O presidente esteve nessa semana em um evento no interior de Arroio do Meio, onde apresentou os números aos produtores.
Em 2015, o Rio Grande do Sul contava com 84.199 estabelecimentos produtores de leite. Em 2025, esse número caiu para 28.946, segundo números da Emater. O estudo, no entanto, mostra que, mesmo com a redução no total de produtores, a produtividade foi mantida, reflexo da tecnificação e do aumento da eficiência das famílias que permaneceram na atividade.
Schwerz avalia que a bovinocultura de leite enfrenta um dos momentos mais desafiadores dos últimos anos. Entre os fatores apontados estão a queda no preço pago ao produtor rural, impulsionada pelo aumento da produção nacional em 2025, a redução do consumo interno e a importação de produtos lácteos de outros países. “O produtor precisa se preparar para um futuro melhor. Muitos acabam ficando pelo caminho”, destacou.
Atualmente, a Emater mantém acompanhamento direto de cerca de 22 mil famílias produtoras de leite no Rio Grande do Sul. A instituição atua tanto na orientação técnica quanto no apoio à execução de políticas públicas do Estado, como o programa Terra Forte, voltado à recuperação de solos, e o programa Bônus Mais Leite, que concede subvenção de até 25% para produtores que realizam investimentos ou custeio da atividade.
Outras iniciativas citadas incluem o programa Milho 100%, ações de incentivo à produção de forrageiras e a agroindustrialização, com foco na redução de custos de produção e no fortalecimento da renda no meio rural. Segundo o presidente da Emater, o objetivo é dar suporte ao produtor para superar o momento mais difícil do setor.

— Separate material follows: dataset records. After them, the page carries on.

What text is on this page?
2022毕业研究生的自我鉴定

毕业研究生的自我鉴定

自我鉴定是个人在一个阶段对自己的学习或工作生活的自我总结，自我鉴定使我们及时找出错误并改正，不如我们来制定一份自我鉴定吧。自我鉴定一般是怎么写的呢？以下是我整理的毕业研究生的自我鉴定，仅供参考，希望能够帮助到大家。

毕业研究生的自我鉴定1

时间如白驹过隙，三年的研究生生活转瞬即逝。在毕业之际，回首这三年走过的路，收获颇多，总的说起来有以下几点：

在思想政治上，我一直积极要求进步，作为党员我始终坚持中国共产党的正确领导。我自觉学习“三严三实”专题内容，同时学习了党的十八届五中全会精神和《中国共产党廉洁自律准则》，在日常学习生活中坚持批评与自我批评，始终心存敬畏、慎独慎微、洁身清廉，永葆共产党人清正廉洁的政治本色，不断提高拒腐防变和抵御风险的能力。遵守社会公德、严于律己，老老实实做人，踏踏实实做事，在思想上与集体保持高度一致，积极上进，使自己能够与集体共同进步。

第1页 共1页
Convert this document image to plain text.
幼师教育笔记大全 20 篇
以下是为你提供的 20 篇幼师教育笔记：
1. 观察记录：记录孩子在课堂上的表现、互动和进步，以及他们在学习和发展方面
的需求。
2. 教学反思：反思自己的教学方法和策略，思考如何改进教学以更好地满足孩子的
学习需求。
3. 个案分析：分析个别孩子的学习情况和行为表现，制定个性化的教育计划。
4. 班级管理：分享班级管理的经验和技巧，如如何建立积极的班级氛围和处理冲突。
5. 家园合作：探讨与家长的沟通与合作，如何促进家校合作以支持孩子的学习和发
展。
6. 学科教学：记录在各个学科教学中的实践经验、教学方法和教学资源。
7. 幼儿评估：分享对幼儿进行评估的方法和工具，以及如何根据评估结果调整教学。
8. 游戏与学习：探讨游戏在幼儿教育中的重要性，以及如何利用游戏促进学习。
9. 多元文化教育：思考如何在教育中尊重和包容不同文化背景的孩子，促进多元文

As declarações foram feitas durante a entrega de certificados a produtores em Arroio do Meio, na comunidade de Picada Arroio do Meio. Schwerz também ressaltou a importância do setor leiteiro para a economia gaúcha. Atualmente, a atividade movimenta cerca de R$ 10,7 bilhões por ano e ocupa a quinta posição na composição do Valor Adicionado Bruto (VAB) do Estado.
O levantamento da Emater identificou ainda as principais dificuldades enfrentadas pelos produtores. Entre elas estão o baixo preço recebido pelo leite, a falta de mão de obra no meio rural e o elevado custo de produção, fatores que pressionam a rentabilidade e contribuem para o abandono da atividade.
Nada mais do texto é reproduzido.